Congress passed the Bipartisan Budget Bill last week that President Trump signed into law. That bill includes a provision that restores language Senator Mitch McConnell had originally proposed for inclusion in last December’s Tax Reform and Jobs Act to exempt schools with fewer than 500 tuition-paying students from the endowment income excise tax.
That language, which had been removed just before the Tax Reform legislation passed in December as a result of Democratic opposition, now will shield Berea College from the tax. That tax would have cost the College about $1 million each year and would have significantly hindered Berea College in carrying out our mission of providing a no-tuition education to as many students as possible. Had the tax remained on schools such as Berea, the result would likely led to reducing the number of students we are able to serve.

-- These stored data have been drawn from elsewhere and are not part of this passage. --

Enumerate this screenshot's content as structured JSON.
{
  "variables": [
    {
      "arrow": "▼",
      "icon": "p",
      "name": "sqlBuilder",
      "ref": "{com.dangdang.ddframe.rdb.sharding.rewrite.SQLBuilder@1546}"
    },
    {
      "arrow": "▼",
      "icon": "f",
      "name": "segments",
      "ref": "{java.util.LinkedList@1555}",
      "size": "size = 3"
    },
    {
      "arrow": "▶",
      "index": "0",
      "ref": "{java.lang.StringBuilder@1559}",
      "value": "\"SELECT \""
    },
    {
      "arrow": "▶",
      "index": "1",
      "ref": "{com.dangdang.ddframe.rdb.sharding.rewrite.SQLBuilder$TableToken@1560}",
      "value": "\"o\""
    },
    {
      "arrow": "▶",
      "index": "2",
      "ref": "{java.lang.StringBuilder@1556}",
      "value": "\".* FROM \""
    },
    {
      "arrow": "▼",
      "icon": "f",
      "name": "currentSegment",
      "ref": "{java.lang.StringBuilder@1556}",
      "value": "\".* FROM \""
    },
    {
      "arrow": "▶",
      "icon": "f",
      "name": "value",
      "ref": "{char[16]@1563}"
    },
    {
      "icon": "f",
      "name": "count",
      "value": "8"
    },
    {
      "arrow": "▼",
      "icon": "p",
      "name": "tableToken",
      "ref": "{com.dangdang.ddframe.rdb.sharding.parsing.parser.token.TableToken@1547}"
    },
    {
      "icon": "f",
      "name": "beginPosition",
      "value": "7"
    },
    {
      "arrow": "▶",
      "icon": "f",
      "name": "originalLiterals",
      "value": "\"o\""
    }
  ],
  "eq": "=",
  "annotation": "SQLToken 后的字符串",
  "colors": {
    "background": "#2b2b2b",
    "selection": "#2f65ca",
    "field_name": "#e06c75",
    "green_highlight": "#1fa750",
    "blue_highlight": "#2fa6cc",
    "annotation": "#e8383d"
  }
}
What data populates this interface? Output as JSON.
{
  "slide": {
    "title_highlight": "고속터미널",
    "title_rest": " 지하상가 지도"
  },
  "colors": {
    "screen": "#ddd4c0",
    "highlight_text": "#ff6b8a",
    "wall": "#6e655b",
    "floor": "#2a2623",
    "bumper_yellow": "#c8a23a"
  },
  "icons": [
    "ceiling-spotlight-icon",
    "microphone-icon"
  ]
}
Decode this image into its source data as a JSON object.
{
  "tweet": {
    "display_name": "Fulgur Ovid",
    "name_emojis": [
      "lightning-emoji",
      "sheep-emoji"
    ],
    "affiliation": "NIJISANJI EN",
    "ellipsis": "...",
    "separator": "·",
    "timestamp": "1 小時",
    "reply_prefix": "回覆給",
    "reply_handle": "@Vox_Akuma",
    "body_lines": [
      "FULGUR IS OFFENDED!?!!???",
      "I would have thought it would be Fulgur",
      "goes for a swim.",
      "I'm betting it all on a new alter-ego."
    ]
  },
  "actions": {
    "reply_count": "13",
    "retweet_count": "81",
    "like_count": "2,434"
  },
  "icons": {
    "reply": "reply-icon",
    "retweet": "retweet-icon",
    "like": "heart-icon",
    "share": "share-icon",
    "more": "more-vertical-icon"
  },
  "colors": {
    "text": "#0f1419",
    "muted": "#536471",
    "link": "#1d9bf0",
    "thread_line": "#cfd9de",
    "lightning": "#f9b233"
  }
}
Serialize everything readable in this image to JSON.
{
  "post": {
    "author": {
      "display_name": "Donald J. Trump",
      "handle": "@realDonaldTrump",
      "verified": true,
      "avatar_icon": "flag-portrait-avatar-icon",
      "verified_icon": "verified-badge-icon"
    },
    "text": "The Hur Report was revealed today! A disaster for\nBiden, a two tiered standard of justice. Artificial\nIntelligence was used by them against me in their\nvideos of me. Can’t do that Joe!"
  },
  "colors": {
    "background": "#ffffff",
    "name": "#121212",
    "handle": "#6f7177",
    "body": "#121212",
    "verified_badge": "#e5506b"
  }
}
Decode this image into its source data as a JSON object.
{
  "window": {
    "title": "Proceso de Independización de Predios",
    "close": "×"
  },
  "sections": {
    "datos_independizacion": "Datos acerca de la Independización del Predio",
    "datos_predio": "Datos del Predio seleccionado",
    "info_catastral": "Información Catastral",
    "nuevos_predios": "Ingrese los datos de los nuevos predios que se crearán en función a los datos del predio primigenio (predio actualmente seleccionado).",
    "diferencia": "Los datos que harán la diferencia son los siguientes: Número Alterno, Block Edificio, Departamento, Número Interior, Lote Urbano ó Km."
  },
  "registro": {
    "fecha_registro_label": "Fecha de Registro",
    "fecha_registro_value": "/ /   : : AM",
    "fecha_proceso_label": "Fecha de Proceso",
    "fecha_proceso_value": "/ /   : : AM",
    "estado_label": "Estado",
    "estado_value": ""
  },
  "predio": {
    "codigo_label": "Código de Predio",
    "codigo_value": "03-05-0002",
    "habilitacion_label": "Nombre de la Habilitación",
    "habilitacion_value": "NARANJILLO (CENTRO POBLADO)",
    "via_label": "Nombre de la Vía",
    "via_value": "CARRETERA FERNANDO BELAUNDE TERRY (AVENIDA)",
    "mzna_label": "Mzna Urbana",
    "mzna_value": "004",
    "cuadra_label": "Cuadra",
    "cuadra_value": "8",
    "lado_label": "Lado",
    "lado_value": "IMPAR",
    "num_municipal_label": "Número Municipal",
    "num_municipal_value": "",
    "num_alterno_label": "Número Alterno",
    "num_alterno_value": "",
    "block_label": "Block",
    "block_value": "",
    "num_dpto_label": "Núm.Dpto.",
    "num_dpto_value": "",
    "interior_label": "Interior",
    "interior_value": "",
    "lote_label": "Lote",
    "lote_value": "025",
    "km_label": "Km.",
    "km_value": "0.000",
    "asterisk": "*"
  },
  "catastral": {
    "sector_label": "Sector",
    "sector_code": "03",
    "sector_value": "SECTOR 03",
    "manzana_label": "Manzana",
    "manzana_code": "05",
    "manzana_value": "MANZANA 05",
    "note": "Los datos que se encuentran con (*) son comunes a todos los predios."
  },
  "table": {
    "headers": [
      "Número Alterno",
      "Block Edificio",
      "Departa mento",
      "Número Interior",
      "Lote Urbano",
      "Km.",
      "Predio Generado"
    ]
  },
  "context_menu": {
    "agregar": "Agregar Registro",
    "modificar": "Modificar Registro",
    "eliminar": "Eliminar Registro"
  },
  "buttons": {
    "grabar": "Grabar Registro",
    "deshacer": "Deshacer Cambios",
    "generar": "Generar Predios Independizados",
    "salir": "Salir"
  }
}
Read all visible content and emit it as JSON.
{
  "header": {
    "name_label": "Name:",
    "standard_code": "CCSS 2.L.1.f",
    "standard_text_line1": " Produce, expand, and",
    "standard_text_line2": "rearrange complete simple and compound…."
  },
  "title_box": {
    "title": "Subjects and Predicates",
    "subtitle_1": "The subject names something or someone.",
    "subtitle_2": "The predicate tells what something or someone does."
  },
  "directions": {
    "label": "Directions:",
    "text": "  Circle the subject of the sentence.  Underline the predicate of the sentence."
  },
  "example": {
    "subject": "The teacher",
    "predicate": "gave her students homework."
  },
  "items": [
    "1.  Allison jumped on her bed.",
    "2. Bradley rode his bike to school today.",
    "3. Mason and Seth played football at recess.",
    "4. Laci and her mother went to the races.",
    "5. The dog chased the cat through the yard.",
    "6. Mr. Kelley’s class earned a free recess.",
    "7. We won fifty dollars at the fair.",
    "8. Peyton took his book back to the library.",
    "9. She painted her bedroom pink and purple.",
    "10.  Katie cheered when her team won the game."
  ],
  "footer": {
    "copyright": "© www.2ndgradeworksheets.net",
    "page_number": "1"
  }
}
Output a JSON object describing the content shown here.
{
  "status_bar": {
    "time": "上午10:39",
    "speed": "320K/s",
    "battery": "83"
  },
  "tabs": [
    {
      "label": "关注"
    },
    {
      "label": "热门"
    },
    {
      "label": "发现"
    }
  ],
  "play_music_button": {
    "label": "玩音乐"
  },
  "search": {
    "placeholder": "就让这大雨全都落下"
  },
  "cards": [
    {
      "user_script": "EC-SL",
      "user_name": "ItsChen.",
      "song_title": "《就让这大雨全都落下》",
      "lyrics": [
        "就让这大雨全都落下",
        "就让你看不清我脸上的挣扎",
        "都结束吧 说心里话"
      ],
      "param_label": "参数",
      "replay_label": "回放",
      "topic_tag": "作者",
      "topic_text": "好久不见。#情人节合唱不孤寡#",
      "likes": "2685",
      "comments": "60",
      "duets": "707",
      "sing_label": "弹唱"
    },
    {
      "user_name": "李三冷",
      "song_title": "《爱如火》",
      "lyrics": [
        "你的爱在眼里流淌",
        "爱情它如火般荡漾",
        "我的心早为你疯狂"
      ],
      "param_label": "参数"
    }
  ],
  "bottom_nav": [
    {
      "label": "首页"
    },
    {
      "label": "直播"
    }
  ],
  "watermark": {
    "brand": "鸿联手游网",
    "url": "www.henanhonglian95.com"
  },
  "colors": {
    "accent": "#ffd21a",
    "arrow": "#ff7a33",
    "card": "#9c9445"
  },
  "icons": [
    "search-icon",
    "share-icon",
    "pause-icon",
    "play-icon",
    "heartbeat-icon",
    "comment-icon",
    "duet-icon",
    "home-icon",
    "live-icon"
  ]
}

Kentucky’s elected delegation — particularly Senator McConnell and Representative Andy Barr — were very responsive to our advocacy in this matter, and I have conveyed our thanks to them.
The language in the Bipartisan Budget Bill is significant in another way because it provides a direction that other small colleges and universities with significant endowments can follow. The bill enables them to work toward aiding more students from disadvantaged populations and avoid this new levy on their resources. In that sense, this measure may represent a small, but important, victory for affordability and access to higher education beyond Berea College.
Lyle Roelofs is the president of Berea College.